12. Elsewhere Locke defines consciousness as “the perception of what passes in a Man's own mind” (2.1.19).
13. It is noteworthy that the objections, whether discussing the Cartesians, Spinoza, Leibniz, or Locke, often come down to one of the following:
- If reflection of a sort may be attributed to consciousness, it should not be understood as a distinct second-order perception.
- If a higher order interpretation is adopted by philosopher x, then it runs counter to other more basic metaphysical principles of philosopher x.
- A higher-order account (given other commitments) results in a vicious regress or is “absurdly excessive.”
14. Kulstad goes on to narrow the question further: is consciousness of our own mental operations the same thing as consciousness? To this he says that “no consistent and definitive stand is taken one way or the other” (115), but that is because Locke has competing philosophical commitments that force him one way and then the other. See Kulstad 91–115.
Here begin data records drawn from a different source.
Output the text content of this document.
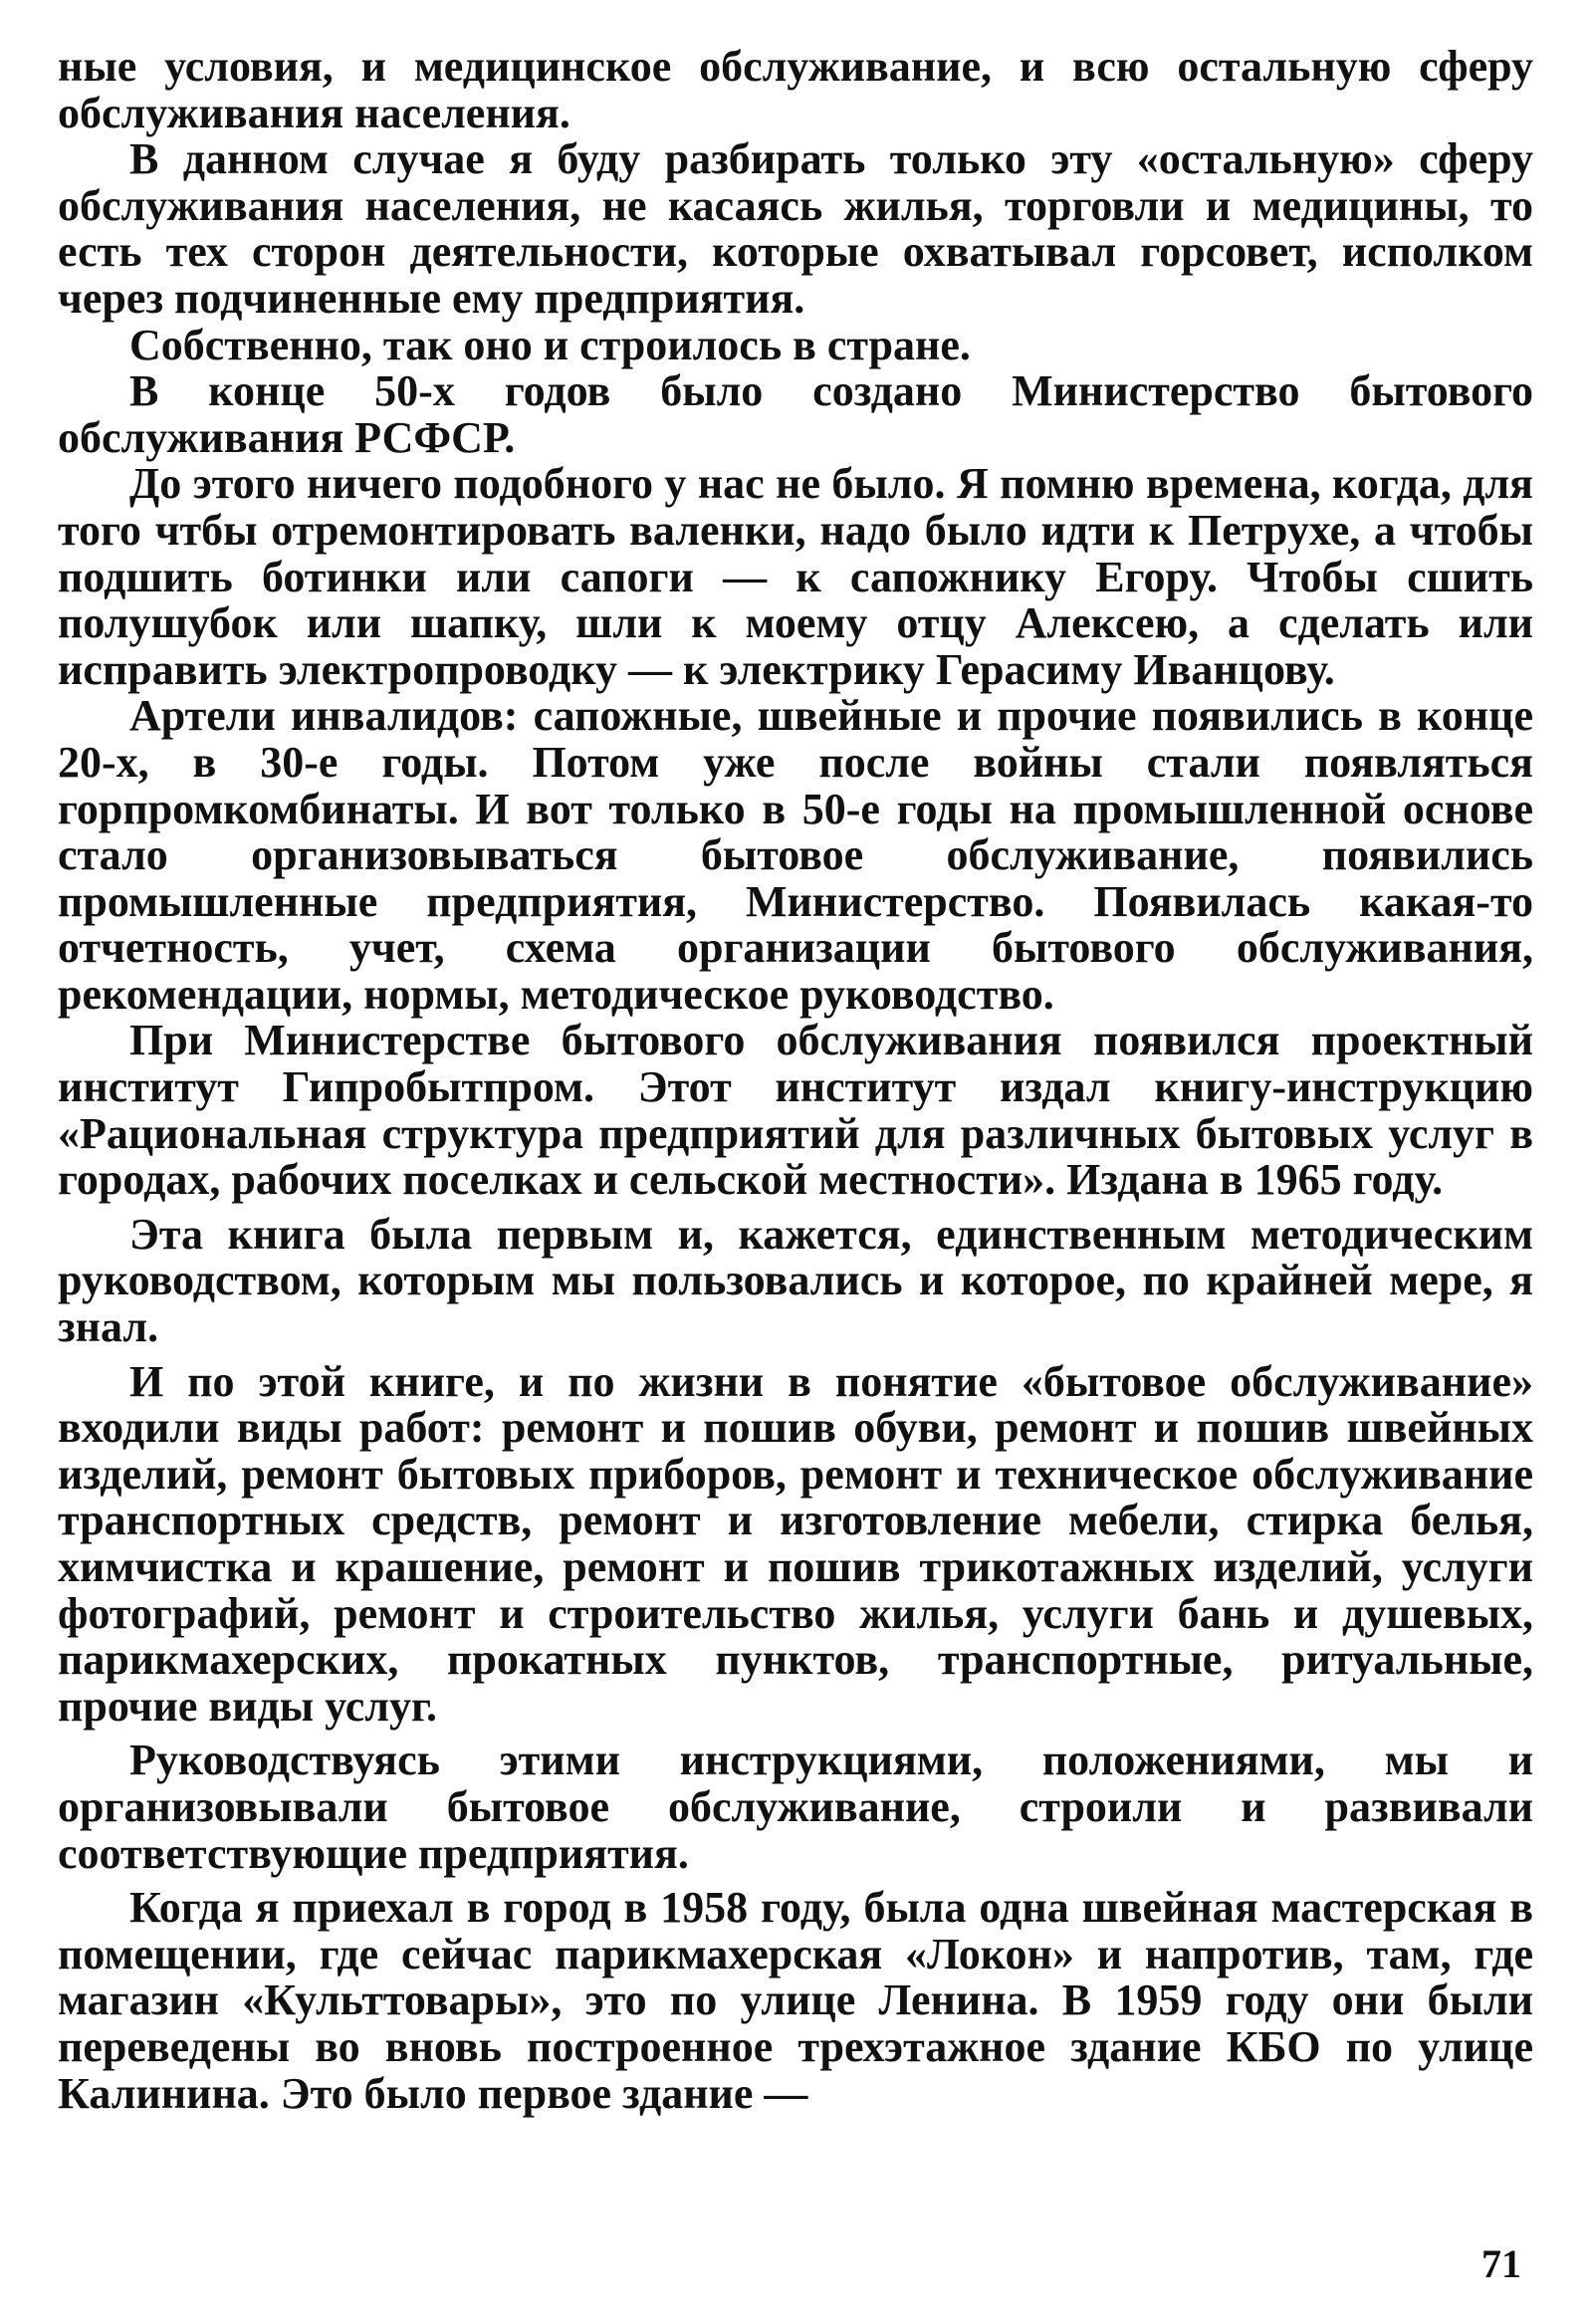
ные условия, и медицинское обслуживание, и всю остальную сферу обслуживания населения.

В данном случае я буду разбирать только эту «остальную» сферу обслуживания населения, не касаясь жилья, торговли и медицины, то есть тех сторон деятельности, которые охватывал горсовет, исполком через подчиненные ему предприятия.

Собственно, так оно и строилось в стране.

В конце 50-х годов было создано Министерство бытового обслуживания РСФСР.

До этого ничего подобного у нас не было. Я помню времена, когда, для того чтбы отремонтировать валенки, надо было идти к Петрухе, а чтобы подшить ботинки или сапоги — к сапожнику Егору. Чтобы сшить полушубок или шапку, шли к моему отцу Алексею, а сделать или исправить электропроводку — к электрику Герасиму Иванцову.

Артели инвалидов: сапожные, швейные и прочие появились в конце 20-х, в 30-е годы. Потом уже после войны стали появляться горпромкомбинаты. И вот только в 50-е годы на промышленной основе стало организовываться бытовое обслуживание, появились промышленные предприятия, Министерство. Появилась какая-то отчетность, учет, схема организации бытового обслуживания, рекомендации, нормы, методическое руководство.

При Министерстве бытового обслуживания появился проектный институт Гипробытпром. Этот институт издал книгу-инструкцию «Рациональная структура предприятий для различных бытовых услуг в городах, рабочих поселках и сельской местности». Издана в 1965 году.

Эта книга была первым и, кажется, единственным методическим руководством, которым мы пользовались и которое, по крайней мере, я знал.

И по этой книге, и по жизни в понятие «бытовое обслуживание» входили виды работ: ремонт и пошив обуви, ремонт и пошив швейных изделий, ремонт бытовых приборов, ремонт и техническое обслуживание транспортных средств, ремонт и изготовление мебели, стирка белья, химчистка и крашение, ремонт и пошив трикотажных изделий, услуги фотографий, ремонт и строительство жилья, услуги бань и душевых, парикмахерских, прокатных пунктов, транспортные, ритуальные, прочие виды услуг.

Руководствуясь этими инструкциями, положениями, мы и организовывали бытовое обслуживание, строили и развивали соответствующие предприятия.

Когда я приехал в город в 1958 году, была одна швейная мастерская в помещении, где сейчас парикмахерская «Локон» и напротив, там, где магазин «Культтовары», это по улице Ленина. В 1959 году они были переведены во вновь построенное трехэтажное здание КБО по улице Калинина. Это было первое здание —

71
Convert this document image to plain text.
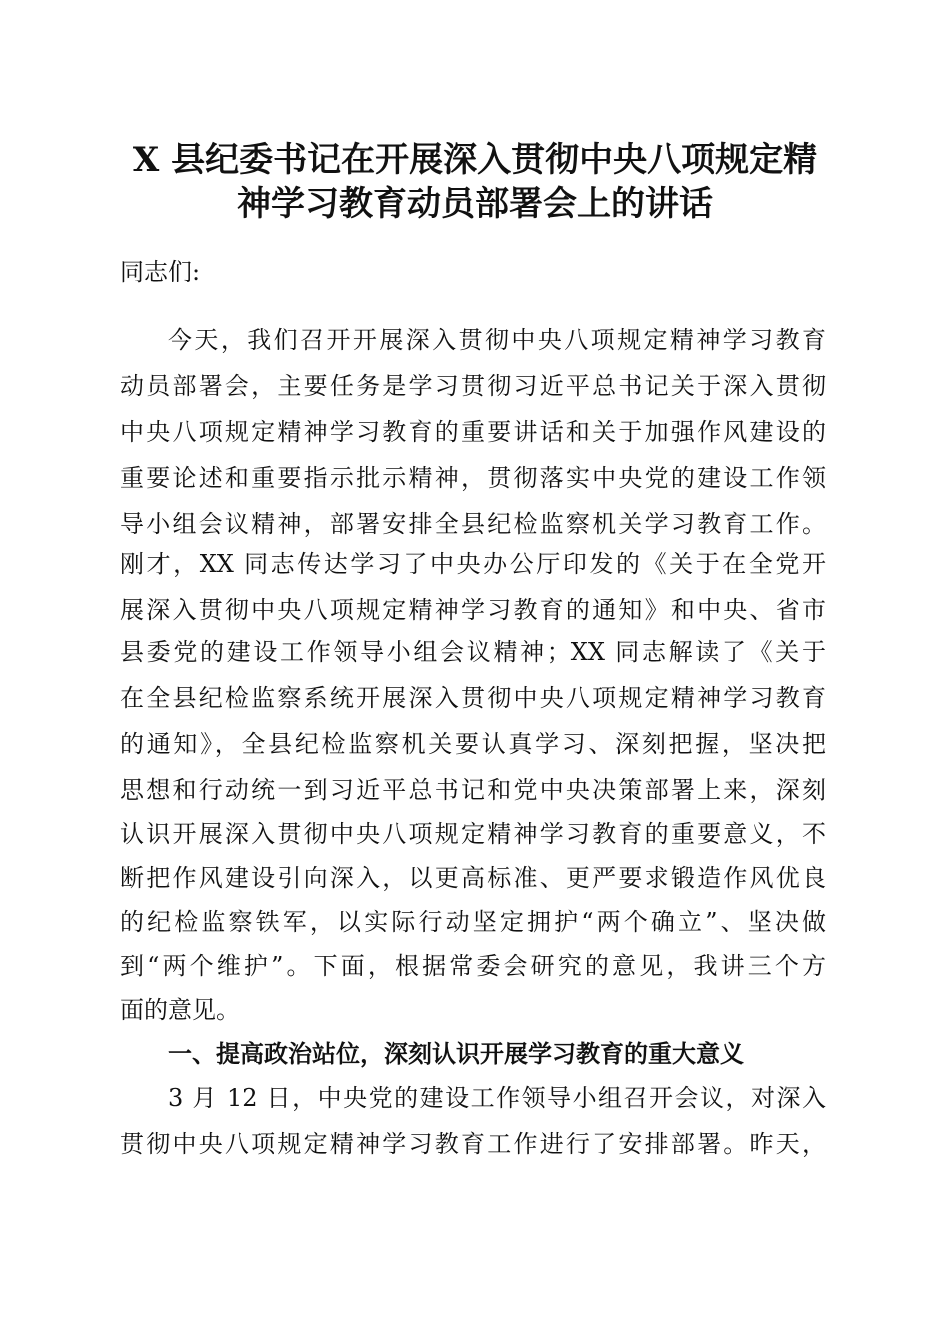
X 县纪委书记在开展深入贯彻中央八项规定精
神学习教育动员部署会上的讲话
同志们:
今天，我们召开开展深入贯彻中央八项规定精神学习教育
动员部署会，主要任务是学习贯彻习近平总书记关于深入贯彻
中央八项规定精神学习教育的重要讲话和关于加强作风建设的
重要论述和重要指示批示精神，贯彻落实中央党的建设工作领
导小组会议精神，部署安排全县纪检监察机关学习教育工作。
刚才，XX 同志传达学习了中央办公厅印发的《关于在全党开
展深入贯彻中央八项规定精神学习教育的通知》和中央、省市
县委党的建设工作领导小组会议精神；XX 同志解读了《关于
在全县纪检监察系统开展深入贯彻中央八项规定精神学习教育
的通知》，全县纪检监察机关要认真学习、深刻把握，坚决把
思想和行动统一到习近平总书记和党中央决策部署上来，深刻
认识开展深入贯彻中央八项规定精神学习教育的重要意义，不
断把作风建设引向深入，以更高标准、更严要求锻造作风优良
的纪检监察铁军，以实际行动坚定拥护“两个确立”、坚决做
到“两个维护”。下面，根据常委会研究的意见，我讲三个方
面的意见。
一、提高政治站位，深刻认识开展学习教育的重大意义
3 月 12 日，中央党的建设工作领导小组召开会议，对深入
贯彻中央八项规定精神学习教育工作进行了安排部署。昨天，
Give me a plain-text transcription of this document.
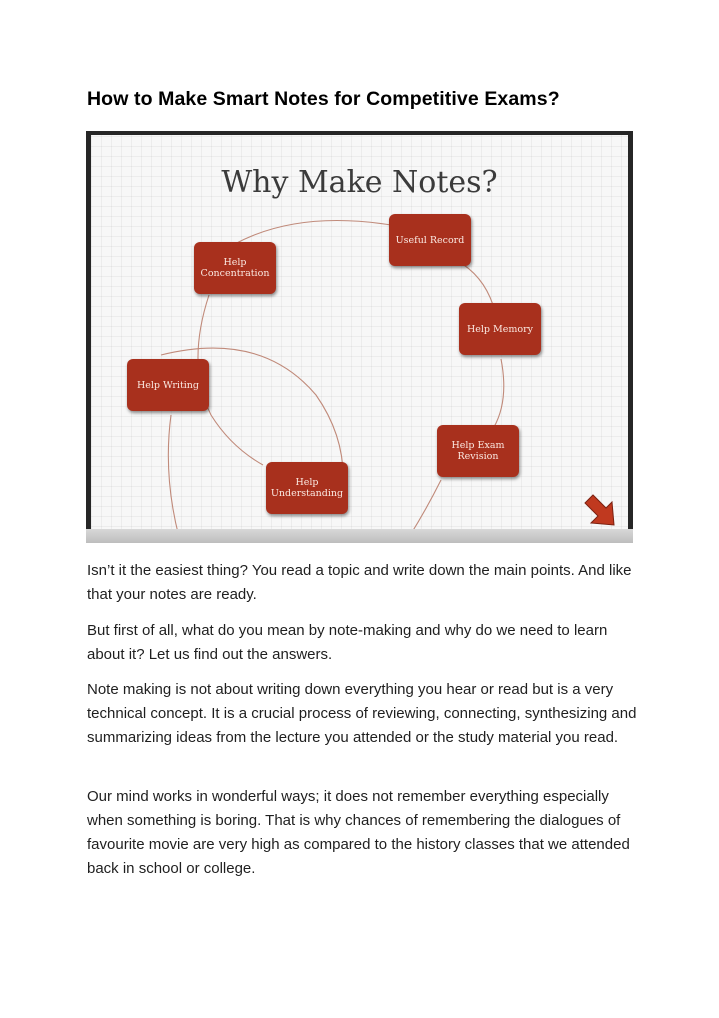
How to Make Smart Notes for Competitive Exams?
Why Make Notes?
Useful Record
Help
Concentration
Help Memory
Help Writing
Help Exam
Revision
Help
Understanding

Isn’t it the easiest thing? You read a topic and write down the main points. And like that your notes are ready.

But first of all, what do you mean by note-making and why do we need to learn about it? Let us find out the answers.

Note making is not about writing down everything you hear or read but is a very technical concept. It is a crucial process of reviewing, connecting, synthesizing and summarizing ideas from the lecture you attended or the study material you read.

Our mind works in wonderful ways; it does not remember everything especially when something is boring. That is why chances of remembering the dialogues of favourite movie are very high as compared to the history classes that we attended back in school or college.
15. As one example of Leibniz's recognition that his is a “natural” account, see RB 58, where he charges the Scholastics with “unreasonably abandoning nature” by allowing “a leap from one state [of the soul] to an infinitely different one [which] cannot be natural.”
16. There is a more complicated story about how perceptual distinctness relates to a distinct concept, as described by Leibniz in “Meditations on Knowledge, Truth, and Ideas,” AG 23–27. For more on this, see Brandom 1981 and Wilson 1999a. For more on the interpretation of perceptual distinctness offered here, see Simmons 2001 and Jorgensen 2009.
17. One further note: Leibniz's discussion of memory in this passage and in others in the New Essays suggests another possible version of the higher-order interpretation in terms of memory rather than reflection. For more on this see Jorgensen 2011a.